One of the differences between debug and release builds is how the function call stack frame is set up. There are certain classes of bad things you can do (like calling a function with the wrong number of arguments) that are not fatal in a debug build but crash horribly in a release build. Perhaps you could try changing the stack frame related options (I forget what they're called, sorry) in the release build to the same as the debug build and see whether that helps.
Another thing might be to enable all the warnings you possibly can, and fix them all.
Could be a concurrency problem of two threads. The DEBUG configuration slows the execution down, so the problem does not occur. But, only a guess.
Interesting problem.. Are you sure you have no conditional compilation code lurking around that is not being compiled in release mode? i.e:
#if (DEBUG)
// Debug Code here
#else
// Release Code here
#endif
Thats the only thing I can really think of.. Never experienced anything like this myself..

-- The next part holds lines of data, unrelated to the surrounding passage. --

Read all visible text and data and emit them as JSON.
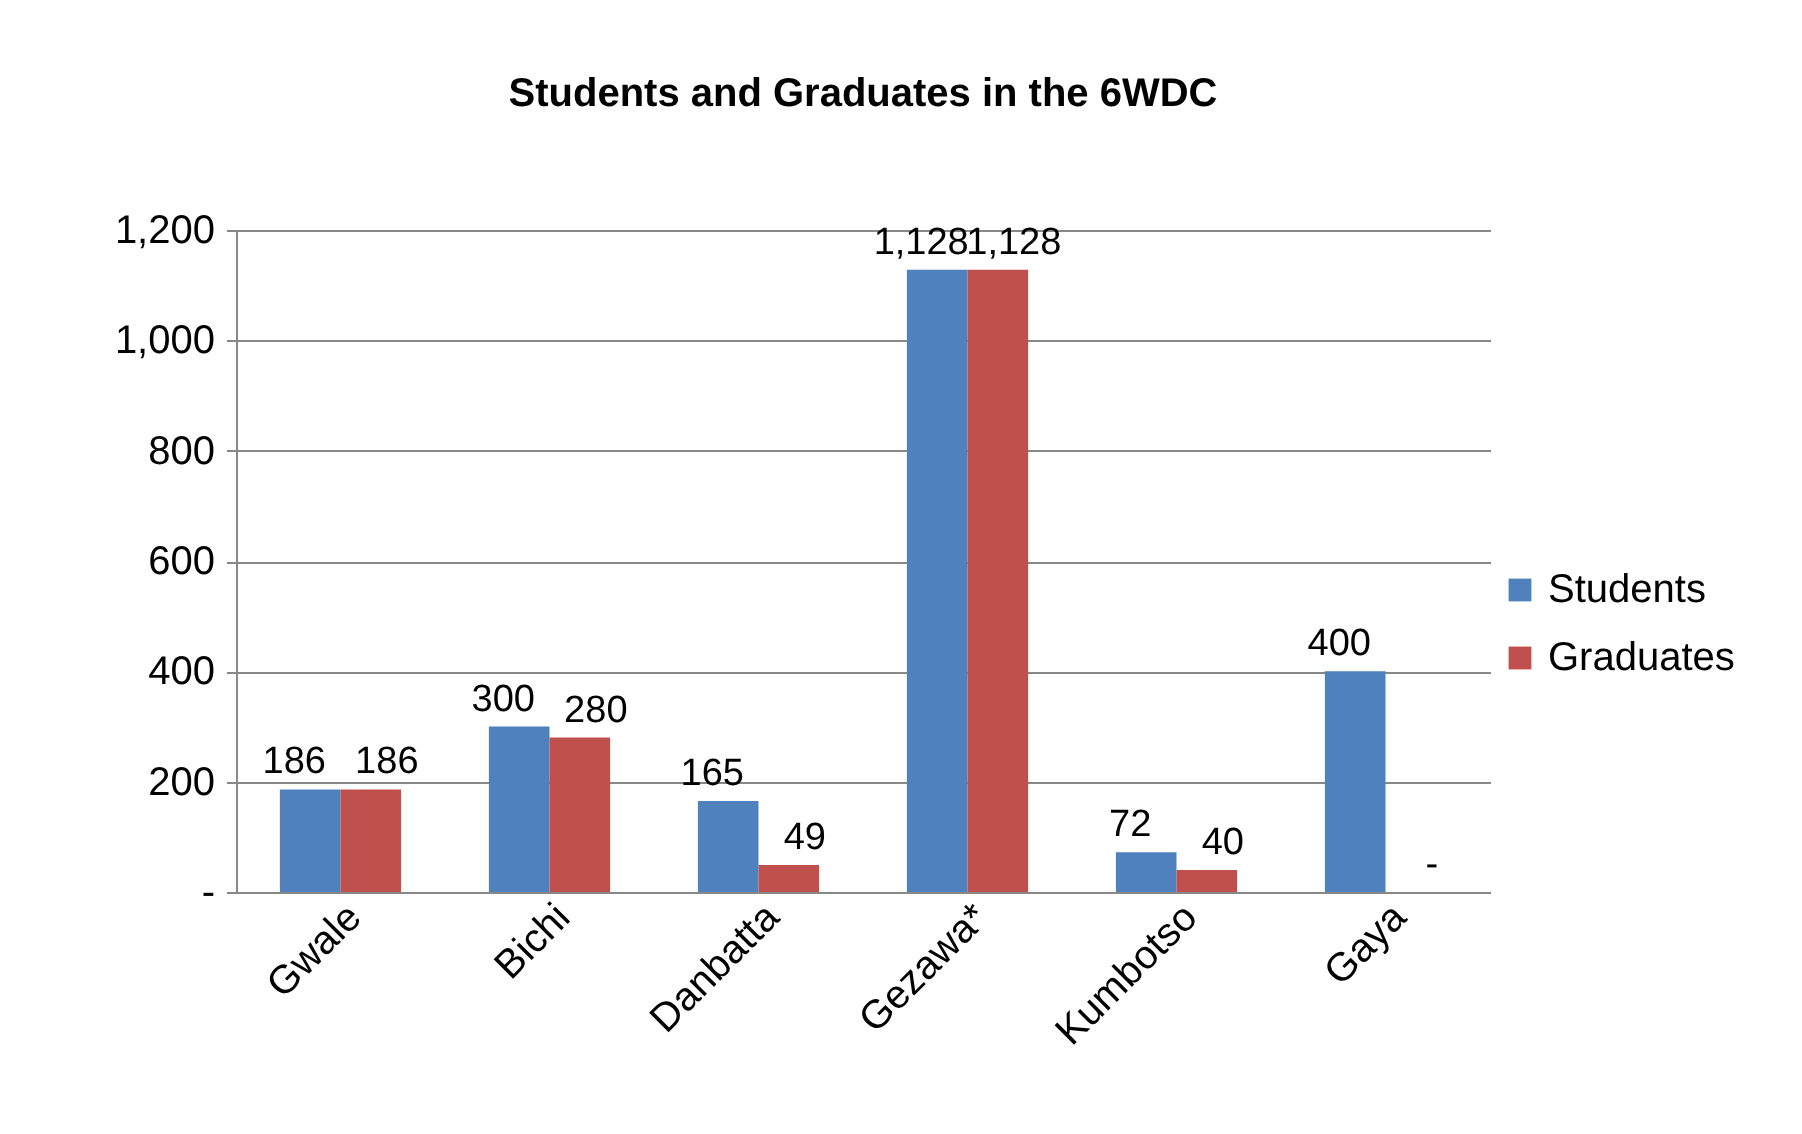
{
  "chart_data": {
    "type": "bar",
    "title": "Students and Graduates in the 6WDC",
    "categories": [
      "Gwale",
      "Bichi",
      "Danbatta",
      "Gezawa*",
      "Kumbotso",
      "Gaya"
    ],
    "series": [
      {
        "name": "Students",
        "color": "#4f81bd",
        "values": [
          186,
          300,
          165,
          1128,
          72,
          400
        ],
        "value_labels": [
          "186",
          "300",
          "165",
          "1,128",
          "72",
          "400"
        ]
      },
      {
        "name": "Graduates",
        "color": "#c0504d",
        "values": [
          186,
          280,
          49,
          1128,
          40,
          0
        ],
        "value_labels": [
          "186",
          "280",
          "49",
          "1,128",
          "40",
          "-"
        ]
      }
    ],
    "ylim": [
      0,
      1200
    ],
    "yticks": [
      {
        "value": 0,
        "label": "-"
      },
      200,
      400,
      600,
      800,
      {
        "value": 1000,
        "label": "1,000"
      },
      {
        "value": 1200,
        "label": "1,200"
      }
    ],
    "grid": "y",
    "legend": "right"
  }
}
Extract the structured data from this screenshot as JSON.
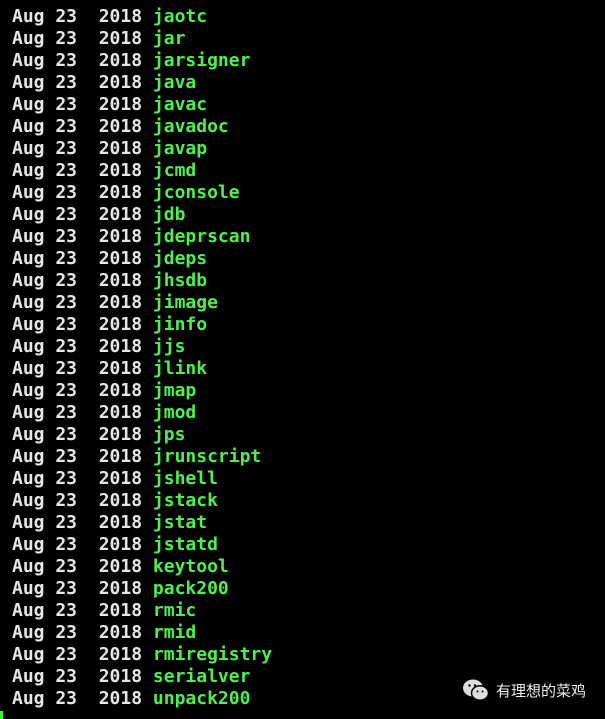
{
  "terminal": {
    "colors": {
      "date": "#e6e6e6",
      "executable": "#4fef4f",
      "background": "#000000"
    },
    "rows": [
      {
        "date": "Aug 23  2018",
        "name": "jaotc"
      },
      {
        "date": "Aug 23  2018",
        "name": "jar"
      },
      {
        "date": "Aug 23  2018",
        "name": "jarsigner"
      },
      {
        "date": "Aug 23  2018",
        "name": "java"
      },
      {
        "date": "Aug 23  2018",
        "name": "javac"
      },
      {
        "date": "Aug 23  2018",
        "name": "javadoc"
      },
      {
        "date": "Aug 23  2018",
        "name": "javap"
      },
      {
        "date": "Aug 23  2018",
        "name": "jcmd"
      },
      {
        "date": "Aug 23  2018",
        "name": "jconsole"
      },
      {
        "date": "Aug 23  2018",
        "name": "jdb"
      },
      {
        "date": "Aug 23  2018",
        "name": "jdeprscan"
      },
      {
        "date": "Aug 23  2018",
        "name": "jdeps"
      },
      {
        "date": "Aug 23  2018",
        "name": "jhsdb"
      },
      {
        "date": "Aug 23  2018",
        "name": "jimage"
      },
      {
        "date": "Aug 23  2018",
        "name": "jinfo"
      },
      {
        "date": "Aug 23  2018",
        "name": "jjs"
      },
      {
        "date": "Aug 23  2018",
        "name": "jlink"
      },
      {
        "date": "Aug 23  2018",
        "name": "jmap"
      },
      {
        "date": "Aug 23  2018",
        "name": "jmod"
      },
      {
        "date": "Aug 23  2018",
        "name": "jps"
      },
      {
        "date": "Aug 23  2018",
        "name": "jrunscript"
      },
      {
        "date": "Aug 23  2018",
        "name": "jshell"
      },
      {
        "date": "Aug 23  2018",
        "name": "jstack"
      },
      {
        "date": "Aug 23  2018",
        "name": "jstat"
      },
      {
        "date": "Aug 23  2018",
        "name": "jstatd"
      },
      {
        "date": "Aug 23  2018",
        "name": "keytool"
      },
      {
        "date": "Aug 23  2018",
        "name": "pack200"
      },
      {
        "date": "Aug 23  2018",
        "name": "rmic"
      },
      {
        "date": "Aug 23  2018",
        "name": "rmid"
      },
      {
        "date": "Aug 23  2018",
        "name": "rmiregistry"
      },
      {
        "date": "Aug 23  2018",
        "name": "serialver"
      },
      {
        "date": "Aug 23  2018",
        "name": "unpack200"
      }
    ]
  },
  "watermark": {
    "icon": "wechat-icon",
    "text": "有理想的菜鸡"
  }
}
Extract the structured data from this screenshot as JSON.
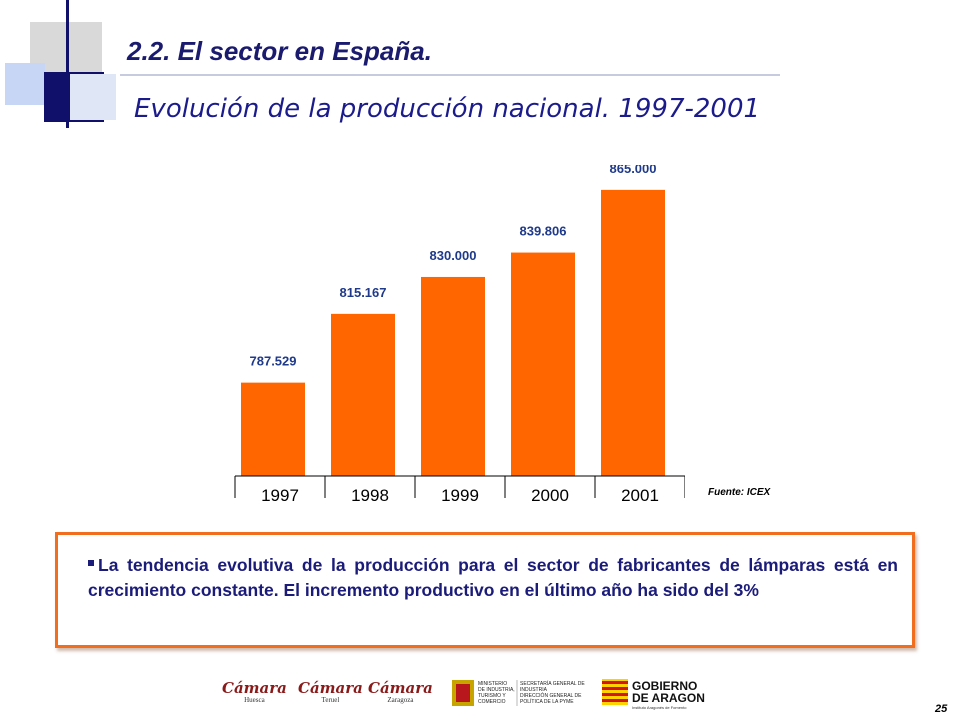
{
  "header": {
    "section_title": "2.2. El sector en España.",
    "subtitle": "Evolución de la producción nacional. 1997-2001"
  },
  "chart_data": {
    "type": "bar",
    "categories": [
      "1997",
      "1998",
      "1999",
      "2000",
      "2001"
    ],
    "values": [
      787529,
      815167,
      830000,
      839806,
      865000
    ],
    "data_labels": [
      "787.529",
      "815.167",
      "830.000",
      "839.806",
      "865.000"
    ],
    "bar_color": "#ff6600",
    "label_color": "#1f3a8a",
    "ylim": [
      750000,
      875000
    ],
    "grid": false,
    "legend": "none"
  },
  "source_note": "Fuente: ICEX",
  "summary": {
    "text": "La tendencia evolutiva de la producción para el sector de fabricantes de lámparas está en crecimiento constante. El incremento productivo en el último año ha sido del 3%"
  },
  "footer": {
    "logos": [
      {
        "word": "Cámara",
        "city": "Huesca"
      },
      {
        "word": "Cámara",
        "city": "Teruel"
      },
      {
        "word": "Cámara",
        "city": "Zaragoza"
      }
    ],
    "ministerio_lines": [
      "MINISTERIO",
      "DE INDUSTRIA,",
      "TURISMO Y",
      "COMERCIO"
    ],
    "secretaria_lines": [
      "SECRETARÍA GENERAL DE",
      "INDUSTRIA",
      "DIRECCIÓN GENERAL DE",
      "POLÍTICA DE LA PYME"
    ],
    "gobierno_line1": "GOBIERNO",
    "gobierno_line2": "DE ARAGON",
    "gobierno_line3": "Instituto Aragonés de Fomento",
    "page_number": "25"
  },
  "colors": {
    "accent_orange": "#f06e1e",
    "navy": "#1a1a6e"
  }
}
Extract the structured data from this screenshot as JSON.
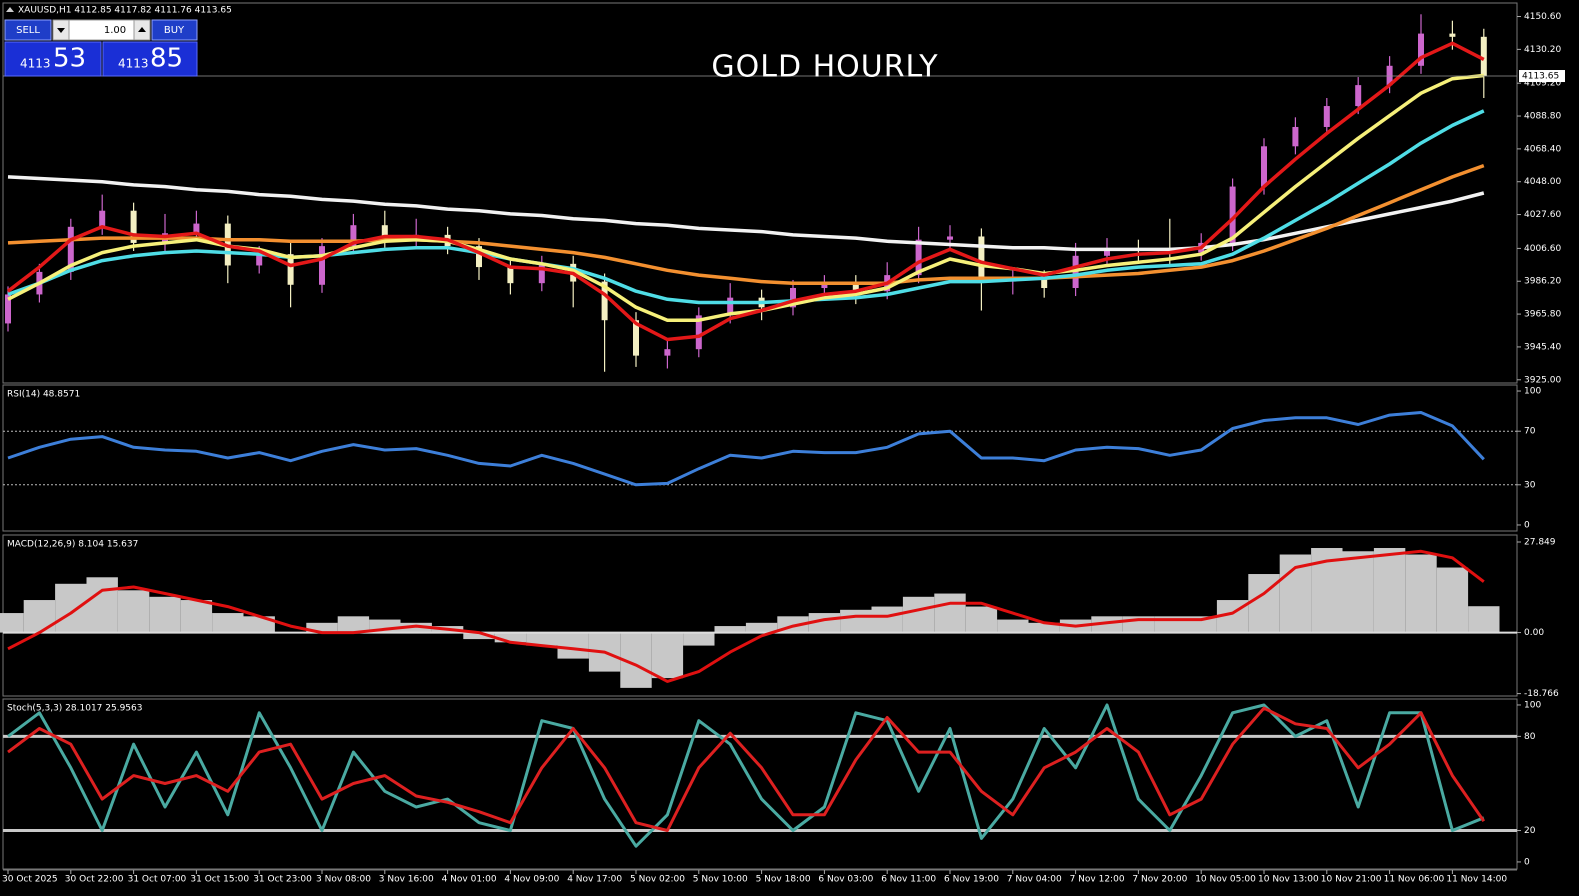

Can you add the debug symbols to the release build and run it in the debugger to see where and why it crashed?
Yeah, those bastard crashes are the hardest to fix. Fortunatly, there are some steps you can do that will give you clues before you resort to manually looking at the code and hope to find the needle.
When does it crash? At every test? At a specific test? What does that test does that the others don't?
What's the error? If it's an access violation, is there a pattern to where it happens? If the addresses are low, it might mean there is an uninitialised pointer somewhere.
Is the program crashing with Debug configuration but without the debugger attached? If so, it's most likely a thread synchronisation problem as John Smithers pointed out.
Have you tried running the code through an analyser such as Purify? It's slow but it's usually worth the wait.
Try to debug the release configuration anyway. It will only dump assemblies but it can still give you an indication of what happens such as if the code pointer jumps in the middle of garbage or hits a breakpoint in an external library.
Are you on an Intel architecture? If not, watch for memory alignement errors, they hard crash without warning on some architectures and those codec algorithm tend to create those situations a lot since they are overly optimized.
Are you sure there are no precompile directives that, say, ignores some really important code in Release mode but allows them in Debug?
Also, have you implemented any logging that might point out to the precise assembly that's throwing the error?
I would look at the crash in more detail - if it's crashing in a test case, then it sounds pretty easily reproducible, which is usually most of the challenge.
Another thing to consider: in debug mode, the variables are initialized with 0xCCCCCCCC instead of zero. That might have some nasty side effects.